Çalışmaya başlamadan önce, yorgunluk, uykusuzluk, ağrı, sızı, elem duygusu, korku, öfke, aşırı kaygı, fazla heyecan, endişe, açlık, aşırı tokluk, aile dertleri, normalin altında ve üs-tündeki fiziki şartlar (çok sıcak, çok soğuk gibi) acelecilik, telaş, araç ve gereç noksanlığı gibi etkenlerin elden geldiğince giderilmesi gerekir         

5- UYGUN BİR ÇALIŞMA ORTAMI SEÇİNİZ;

Çalışma yerinin seçimi çok önemlidir. Çalışma yeri derli toplu, yalın elden geldiğince sabit ve sakin olmalı, ayrıca ışık, ısı gibi fiziksel sorunları da çözümlenmiş olmalıdır. Ayrı bir yerin sağlanamaması çalışmadan kaçmanın bir nedeni olmamalı, elverişsiz koşullarda da ders çalışmaya alışmalıdır. Yatakta, koltukta ve divanda uzanarak çalışmak, dikkatin toplanmasını güçleştirecek, öğrencinin çalışmak için daha çok zaman yitirmesine neden olacaktır.

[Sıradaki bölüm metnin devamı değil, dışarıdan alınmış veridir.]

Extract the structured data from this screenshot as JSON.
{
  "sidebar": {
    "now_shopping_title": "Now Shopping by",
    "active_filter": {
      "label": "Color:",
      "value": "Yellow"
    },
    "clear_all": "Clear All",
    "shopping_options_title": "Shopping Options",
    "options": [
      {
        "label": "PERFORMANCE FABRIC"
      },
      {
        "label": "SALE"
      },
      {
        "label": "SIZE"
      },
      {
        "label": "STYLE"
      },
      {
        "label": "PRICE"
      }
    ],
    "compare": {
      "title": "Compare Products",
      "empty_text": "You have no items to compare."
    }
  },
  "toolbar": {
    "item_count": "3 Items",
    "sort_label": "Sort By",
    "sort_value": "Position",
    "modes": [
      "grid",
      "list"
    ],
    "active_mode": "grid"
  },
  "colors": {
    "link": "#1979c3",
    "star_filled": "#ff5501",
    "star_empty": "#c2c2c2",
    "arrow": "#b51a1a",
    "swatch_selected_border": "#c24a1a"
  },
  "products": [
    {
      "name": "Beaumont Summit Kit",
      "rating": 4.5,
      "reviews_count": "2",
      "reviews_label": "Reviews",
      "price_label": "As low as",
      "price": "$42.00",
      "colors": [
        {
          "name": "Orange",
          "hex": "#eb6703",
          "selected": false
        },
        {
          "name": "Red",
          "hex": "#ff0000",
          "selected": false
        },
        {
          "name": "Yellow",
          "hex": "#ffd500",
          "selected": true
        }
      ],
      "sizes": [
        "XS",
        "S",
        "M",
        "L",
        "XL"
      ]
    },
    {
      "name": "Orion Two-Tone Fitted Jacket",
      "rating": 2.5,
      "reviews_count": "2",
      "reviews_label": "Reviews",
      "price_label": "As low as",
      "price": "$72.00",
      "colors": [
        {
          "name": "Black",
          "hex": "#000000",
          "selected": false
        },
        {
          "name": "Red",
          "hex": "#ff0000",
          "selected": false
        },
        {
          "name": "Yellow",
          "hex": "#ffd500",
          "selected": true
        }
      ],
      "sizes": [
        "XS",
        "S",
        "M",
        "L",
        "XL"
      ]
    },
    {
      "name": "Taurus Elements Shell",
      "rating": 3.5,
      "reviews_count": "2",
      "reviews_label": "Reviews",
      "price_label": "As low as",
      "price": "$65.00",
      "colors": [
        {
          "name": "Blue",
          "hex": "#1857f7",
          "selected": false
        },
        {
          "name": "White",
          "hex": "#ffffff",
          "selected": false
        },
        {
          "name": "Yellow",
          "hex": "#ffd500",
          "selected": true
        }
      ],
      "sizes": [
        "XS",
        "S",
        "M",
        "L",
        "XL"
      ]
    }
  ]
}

6- DİKKATİNİZİ UYANIK TUTUNUZ;

İnsanda dikkat her an vardır, önemli olan bunun çalışılan konu üzerinde toplanabilmesidir. Sevilen ve ilgi duyulan bir konu, dikkatin uyanık tutulmasına yardım eder. Daima belirli yerler-de çalışmak, gürültünün bulunmadığı ortamlarda çalışmak, sandalyede oturarak çalışmak, masada gerekli araçlar dışında başka şeyler bulundurmamak, çalışma yerini 18-20 derece sıcaklıkta tutmak, işleri sıraya koymak, işleri bitirmede kendinizle yarış kararı almak, her seferinde bir çeşit işle çalışmak dikkatin dağılmasını önleyici yöntemlerdir.

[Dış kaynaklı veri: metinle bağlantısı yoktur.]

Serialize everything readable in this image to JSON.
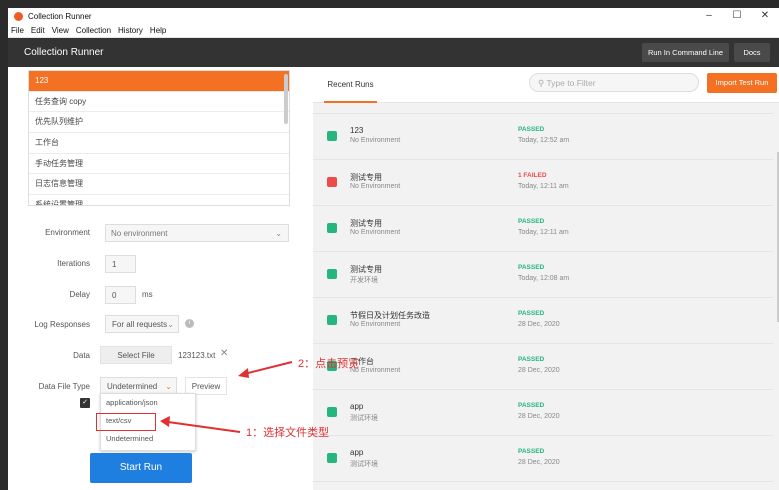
{
  "window": {
    "title": "Collection Runner",
    "controls": [
      "–",
      "☐",
      "✕"
    ]
  },
  "menu": [
    "File",
    "Edit",
    "View",
    "Collection",
    "History",
    "Help"
  ],
  "header": {
    "title": "Collection Runner",
    "cmd_button": "Run In Command Line",
    "docs_button": "Docs"
  },
  "collections": [
    "123",
    "任务查询 copy",
    "优先队列维护",
    "工作台",
    "手动任务管理",
    "日志信息管理",
    "系统设置管理"
  ],
  "form": {
    "environment_label": "Environment",
    "environment_value": "No environment",
    "iterations_label": "Iterations",
    "iterations_value": "1",
    "delay_label": "Delay",
    "delay_value": "0",
    "delay_unit": "ms",
    "log_label": "Log Responses",
    "log_value": "For all requests",
    "data_label": "Data",
    "select_file": "Select File",
    "file_name": "123123.txt",
    "filetype_label": "Data File Type",
    "filetype_value": "Undetermined",
    "preview": "Preview",
    "filetype_options": [
      "application/json",
      "text/csv",
      "Undetermined"
    ],
    "start_run": "Start Run"
  },
  "right": {
    "tab": "Recent Runs",
    "filter_placeholder": "Type to Filter",
    "import_button": "Import Test Run",
    "runs": [
      {
        "name": "123",
        "env": "No Environment",
        "status": "PASSED",
        "time": "Today, 12:52 am",
        "color": "#26b47f"
      },
      {
        "name": "测试专用",
        "env": "No Environment",
        "status": "1 FAILED",
        "time": "Today, 12:11 am",
        "color": "#ed4b48"
      },
      {
        "name": "测试专用",
        "env": "No Environment",
        "status": "PASSED",
        "time": "Today, 12:11 am",
        "color": "#26b47f"
      },
      {
        "name": "测试专用",
        "env": "开发环境",
        "status": "PASSED",
        "time": "Today, 12:08 am",
        "color": "#26b47f"
      },
      {
        "name": "节假日及计划任务改造",
        "env": "No Environment",
        "status": "PASSED",
        "time": "28 Dec, 2020",
        "color": "#26b47f"
      },
      {
        "name": "工作台",
        "env": "No Environment",
        "status": "PASSED",
        "time": "28 Dec, 2020",
        "color": "#26b47f"
      },
      {
        "name": "app",
        "env": "测试环境",
        "status": "PASSED",
        "time": "28 Dec, 2020",
        "color": "#26b47f"
      },
      {
        "name": "app",
        "env": "测试环境",
        "status": "PASSED",
        "time": "28 Dec, 2020",
        "color": "#26b47f"
      }
    ]
  },
  "annotations": {
    "step1": "1：选择文件类型",
    "step2": "2：点击预览"
  },
  "colors": {
    "accent": "#f47023",
    "primary": "#1f7fe0",
    "passed": "#26b47f",
    "failed": "#ed4b48",
    "annotation": "#e03030"
  }
}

7- DERSE HAZIRLIKLI GELİNİZ

Başarılı olmanın yollarından biri de derslerin işlenmesine etkin olarak katılmaktır. Derslerde sürekli edilgin durumda kalan öğrencilerin işlenen konuları anlamaları zordur. Öğrenciler okula gelmeden önce, o gün işleyecekleri konuları gözden geçirmelidirler. Bu sayede hem derslerin işlenişine katılmak için gerekli güveni kazanırlar, hem de öğretmenin anlattıklarını daha kolay anlarlar.          

8- NOT TUTUNUZ:

Öğrencilerin büyük bir kısmı not tutma tekniğini bilmemektedir.

Not tutarken;

1-Anlatılanlar öğretmenin ağzından çıktığı gibi değil, anlaşıldığı gibi yazılmalıdır.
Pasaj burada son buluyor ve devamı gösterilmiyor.